Na França, a disparada no número de casos de covid-19 está levando as autoridades do país a questionar a viabilidade da volta às aulas como planejado. Recentemente, médicos franceses publicaram uma carta conjunta em que classificam as medidas do governo para as escolas como não rígidas o suficiente. 

No caso do estado de São Paulo, epicentro da pandemia no Brasil, um estudo com simulação do contágio pelo novo coronavírus realizado por pesquisadores de sete universidades de três países, concluiu que “mesmo com todos os protocolos de segurança sendo seguidos, a volta às aulas causaria contaminação pela covid-19 em até 46,35% dos estudantes e professores após três meses. Isso considerando apenas estudantes dos ensinos fundamental e médio e seguindo as regras estabelecidas pelo governo João Doria (PSDB), de até 35% dos alunos participarem das atividades presenciais de cada vez. E partindo de apenas uma pessoa infectada”. 

De acordo com a pesquisa divulgada na página Brasil Atual, os testes consideraram que a maioria das pessoas respeitaria as regras de higiene, o uso de máscaras e o distanciamento social de 1,5 metro. E que só haveria três cruzamentos entre elas por dia: na entrada, na saída e no recreio. Ou seja, uma projeção bastante otimista em relação à realidade do funcionamento do cotidiano escolar no Brasil.

No Amazonas, em que mais de 100 mil alunos voltaram a ter aulas presenciais no dia 10 de agosto, 342 professores, quase um terço dos que foram testados, estavam contaminados pelo coronavírus, duas semanas depois. Os professores da rede estadual entraram em greve e exigem que o governador Wilson Lima (PSC) volte atrás e mantenha o trabalho remoto. 

Em todo o país, educadores estão debatendo e se mobilizando na medida do possível, em tempos de trabalho remoto, para que os governos respeitem as recomendações científicas e deixem de sucumbir às pressões de grupos econômicos que exigem que os riscos da pandemia sejam ignorados em favor de seus lucros. É preciso a unidade entre os profissionais de educação e toda a população para garantir que o Estado dê condições de acesso ao ensino remoto a todos.

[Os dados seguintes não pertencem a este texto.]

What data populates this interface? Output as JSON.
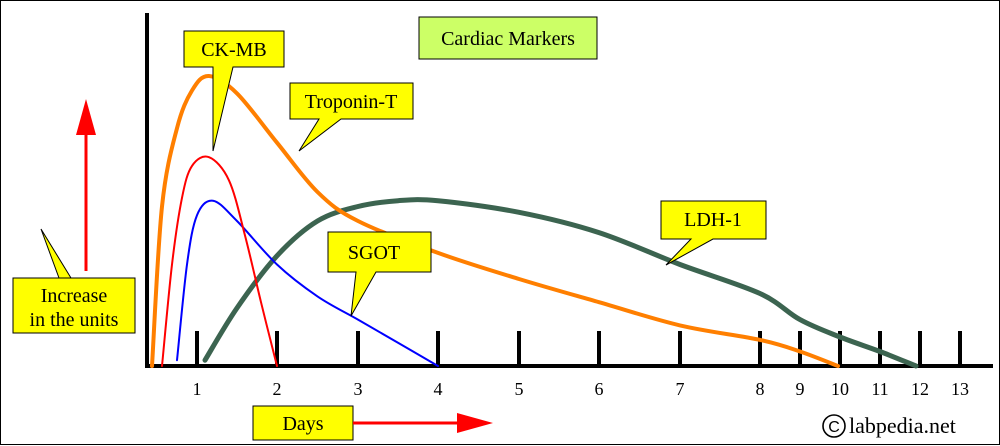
{
  "chart_data": {
    "type": "line",
    "title": "Cardiac Markers",
    "xlabel": "Days",
    "ylabel": "Increase in the units",
    "x_ticks": [
      "1",
      "2",
      "3",
      "4",
      "5",
      "6",
      "7",
      "8",
      "9",
      "10",
      "11",
      "12",
      "13"
    ],
    "xlim": [
      0,
      13.5
    ],
    "ylim": [
      0,
      1
    ],
    "grid": false,
    "series": [
      {
        "name": "Troponin-T",
        "color": "#ff7f00",
        "label_at": [
          1.6,
          0.71
        ],
        "points": [
          [
            0.1,
            0.0
          ],
          [
            0.3,
            0.55
          ],
          [
            0.6,
            0.82
          ],
          [
            0.9,
            0.95
          ],
          [
            1.15,
            1.0
          ],
          [
            1.5,
            0.94
          ],
          [
            2.0,
            0.77
          ],
          [
            2.5,
            0.6
          ],
          [
            3.0,
            0.5
          ],
          [
            4.0,
            0.39
          ],
          [
            5.0,
            0.3
          ],
          [
            6.0,
            0.22
          ],
          [
            7.0,
            0.14
          ],
          [
            8.0,
            0.09
          ],
          [
            9.0,
            0.05
          ],
          [
            9.95,
            0.0
          ]
        ]
      },
      {
        "name": "CK-MB",
        "color": "#ff0000",
        "label_at": [
          1.15,
          0.72
        ],
        "points": [
          [
            0.3,
            0.0
          ],
          [
            0.5,
            0.35
          ],
          [
            0.7,
            0.58
          ],
          [
            0.9,
            0.69
          ],
          [
            1.15,
            0.72
          ],
          [
            1.4,
            0.64
          ],
          [
            1.6,
            0.45
          ],
          [
            1.8,
            0.22
          ],
          [
            2.0,
            0.0
          ]
        ]
      },
      {
        "name": "SGOT",
        "color": "#0000ff",
        "label_at": [
          2.7,
          0.16
        ],
        "points": [
          [
            0.6,
            0.02
          ],
          [
            0.8,
            0.35
          ],
          [
            1.0,
            0.52
          ],
          [
            1.2,
            0.57
          ],
          [
            1.5,
            0.5
          ],
          [
            2.0,
            0.35
          ],
          [
            2.5,
            0.24
          ],
          [
            3.0,
            0.16
          ],
          [
            3.5,
            0.08
          ],
          [
            4.0,
            0.0
          ]
        ]
      },
      {
        "name": "LDH-1",
        "color": "#3c6450",
        "label_at": [
          7.0,
          0.35
        ],
        "points": [
          [
            1.1,
            0.02
          ],
          [
            1.5,
            0.2
          ],
          [
            2.0,
            0.38
          ],
          [
            2.5,
            0.5
          ],
          [
            3.0,
            0.55
          ],
          [
            3.5,
            0.57
          ],
          [
            4.0,
            0.57
          ],
          [
            5.0,
            0.53
          ],
          [
            6.0,
            0.46
          ],
          [
            7.0,
            0.35
          ],
          [
            8.0,
            0.25
          ],
          [
            9.0,
            0.16
          ],
          [
            10.0,
            0.1
          ],
          [
            11.0,
            0.05
          ],
          [
            11.9,
            0.0
          ]
        ]
      }
    ]
  },
  "callouts": {
    "ck_mb": "CK-MB",
    "troponin": "Troponin-T",
    "sgot": "SGOT",
    "ldh": "LDH-1",
    "title": "Cardiac Markers",
    "ylabel_line1": "Increase",
    "ylabel_line2": "in the units",
    "xlabel": "Days"
  },
  "credit": {
    "symbol": "C",
    "text": "labpedia.net"
  },
  "colors": {
    "callout_fill": "#ffff00",
    "title_fill": "#ccff66",
    "arrow": "#ff0000",
    "axis": "#000000"
  }
}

A comunidade escolar deve exigir prestação de contas sobre as parcerias em que verbas bilionárias do dinheiro público estão sendo jogadas nos cofres de empresas privadas, enquanto professores sem aulas e funcionários terceirizados estão sem apoio financeiro, enquanto a merenda foi suspensa e as crianças mais vulneráveis estão fora do atendimento escolar, além de todas as implicações da imposição do trabalho remoto sem o fornecimento de equipamentos e preparo técnico aos docentes.

Além de propiciar a festa dos parceiros privados, aumentando seus lucros bilionários durante a pandemia, os governantes desprezam a vida da população com discursos sobre a crise geracional que poderá ocorrer devido à suspensão das aulas, como se, em tempos normais, eles tivessem investido em uma educação de qualidade que gerasse equidade social. Os profissionais de educação devem se preparar para organizar uma Greve Geral da Educação, contra o retorno às aulas sem segurança sanitária e contra todos os ataques que estão sendo desferidos aos seus direitos e á educação pública durante a pandemia.